Unfortunately, it turns out D-38 is a synonym for U-238, also known as depleted uranium. In addition to being mildly radioactive, DU is also extremely toxic if it gets into the body. Most people have the sense not to chew on chunks of uranium, of course (although ceramics coated with uranium-based paint can be problematic), but you can't really help but breathe it in if it's been aerosolized - like, say, if someone decided to use it on the frizzen of a black powder rifle.

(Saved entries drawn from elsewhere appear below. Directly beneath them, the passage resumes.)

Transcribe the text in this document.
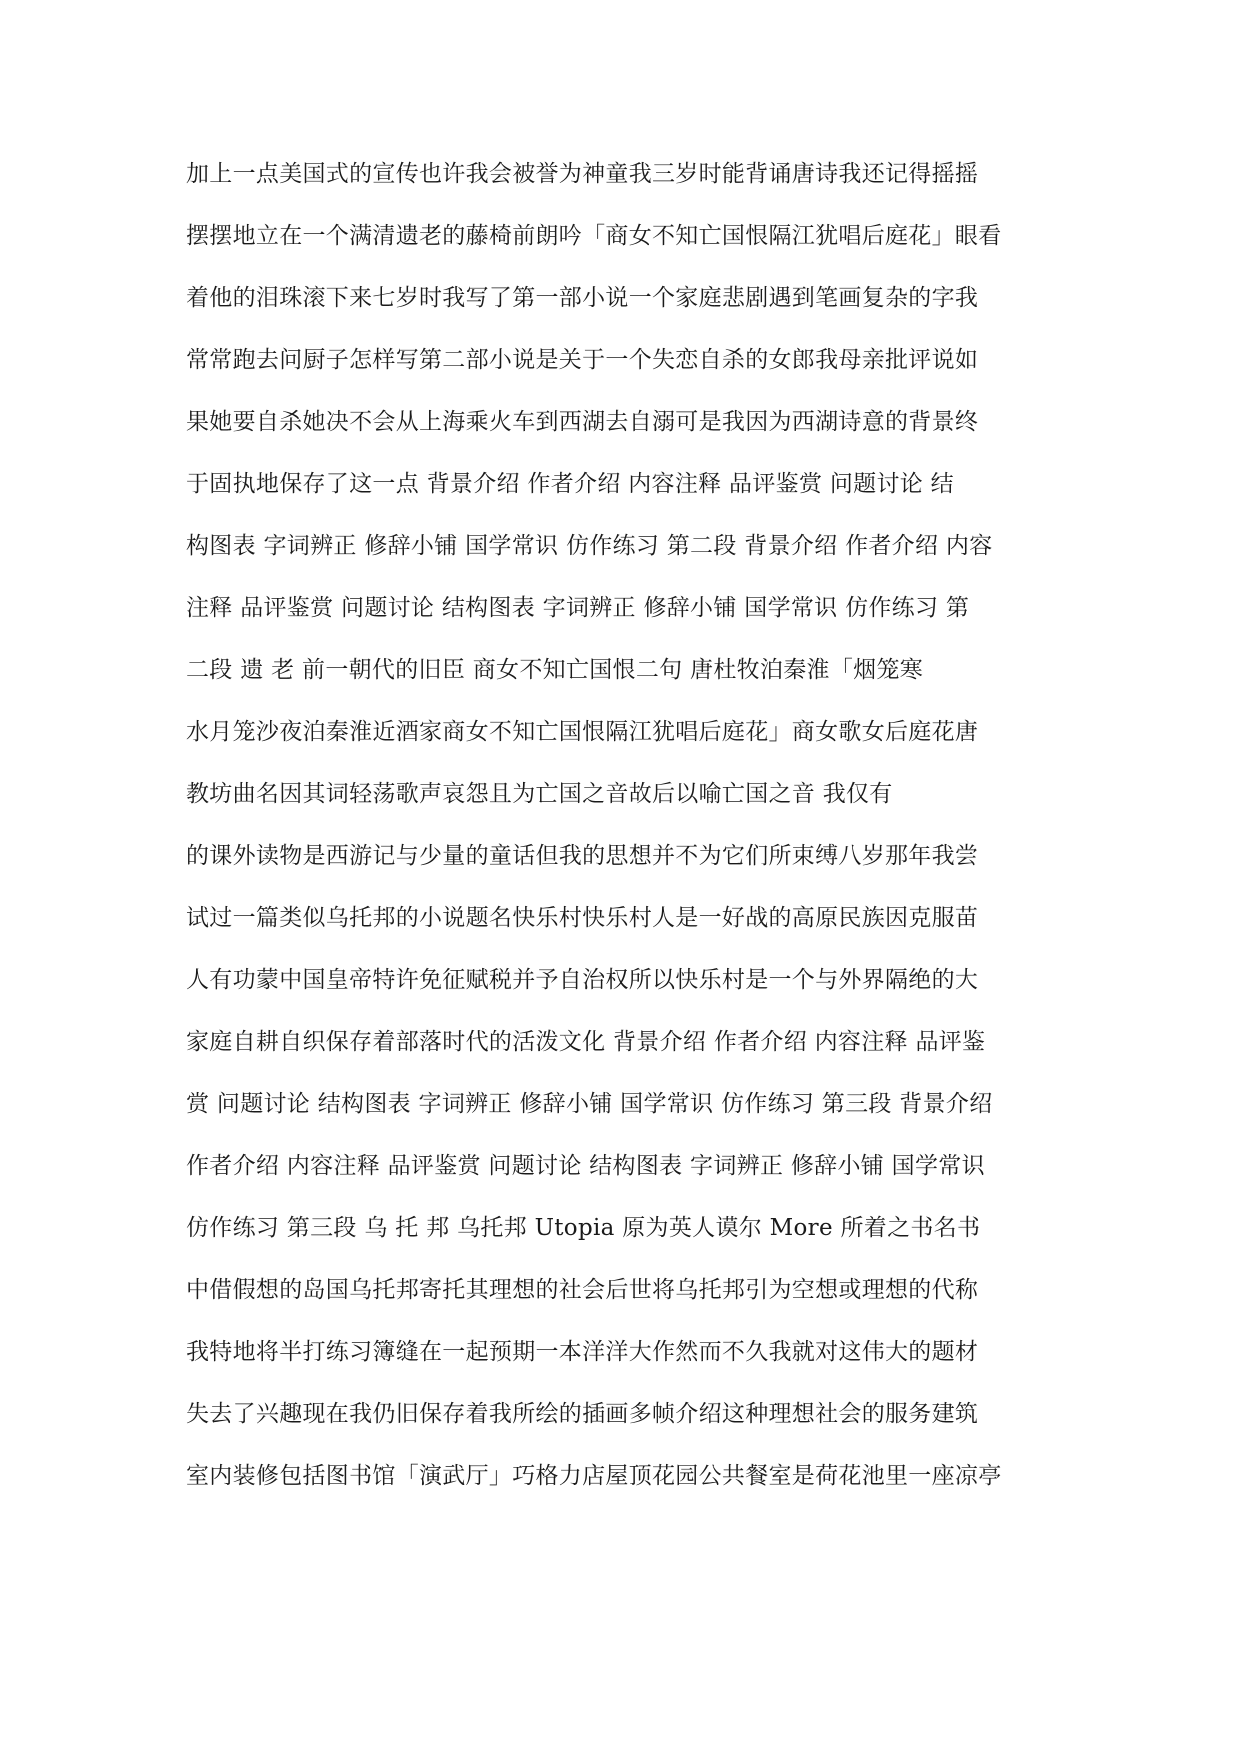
加上一点美国式的宣传也许我会被誉为神童我三岁时能背诵唐诗我还记得摇摇
摆摆地立在一个满清遗老的藤椅前朗吟「商女不知亡国恨隔江犹唱后庭花」眼看
着他的泪珠滚下来七岁时我写了第一部小说一个家庭悲剧遇到笔画复杂的字我
常常跑去问厨子怎样写第二部小说是关于一个失恋自杀的女郎我母亲批评说如
果她要自杀她决不会从上海乘火车到西湖去自溺可是我因为西湖诗意的背景终
于固执地保存了这一点 背景介绍 作者介绍 内容注释 品评鉴赏 问题讨论 结
构图表 字词辨正 修辞小铺 国学常识 仿作练习 第二段 背景介绍 作者介绍 内容
注释 品评鉴赏 问题讨论 结构图表 字词辨正 修辞小铺 国学常识 仿作练习 第
二段 遗 老 前一朝代的旧臣 商女不知亡国恨二句 唐杜牧泊秦淮「烟笼寒
水月笼沙夜泊秦淮近酒家商女不知亡国恨隔江犹唱后庭花」商女歌女后庭花唐
教坊曲名因其词轻荡歌声哀怨且为亡国之音故后以喻亡国之音 我仅有
的课外读物是西游记与少量的童话但我的思想并不为它们所束缚八岁那年我尝
试过一篇类似乌托邦的小说题名快乐村快乐村人是一好战的高原民族因克服苗
人有功蒙中国皇帝特许免征赋税并予自治权所以快乐村是一个与外界隔绝的大
家庭自耕自织保存着部落时代的活泼文化 背景介绍 作者介绍 内容注释 品评鉴
赏 问题讨论 结构图表 字词辨正 修辞小铺 国学常识 仿作练习 第三段 背景介绍
作者介绍 内容注释 品评鉴赏 问题讨论 结构图表 字词辨正 修辞小铺 国学常识
仿作练习 第三段 乌 托 邦 乌托邦 Utopia 原为英人谟尔 More 所着之书名书
中借假想的岛国乌托邦寄托其理想的社会后世将乌托邦引为空想或理想的代称
我特地将半打练习簿缝在一起预期一本洋洋大作然而不久我就对这伟大的题材
失去了兴趣现在我仍旧保存着我所绘的插画多帧介绍这种理想社会的服务建筑
室内装修包括图书馆「演武厅」巧格力店屋顶花园公共餐室是荷花池里一座凉亭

For gaming purposes, I could see an After the End scenario where people scrounge uranium (depleted or otherwise) from ancient battlefields and similar and use it in place of steel for fire starters, particularly if it's no longer known what it is (in which case, perhaps calling it something like "sparksteel" would work?). With how harsh the wastes can be, and with how much radioactivity may still be in play from the War (particularly if the setting is strongly inspired by Fallout), it may take some time before anyone realizes the dangers of this material.

EDIT: This is probably cinematic, but in GURPS terms I could see a sparksteel strikeplate giving a +1 Malf for flintlock weapons and reducing the time needed to ignite a fire using flint and sparksteel in half; I forget if there's an FP cost for trying to start a fire with flint and steel, but if so using sparksteel should similarly cut this in half (as each attempt only takes half as long). Price would depend on the setting, but it's not going to be cheap (by weight anyway; you don't need much for a strikeplate or similar, so overall it might be relatively-cheap).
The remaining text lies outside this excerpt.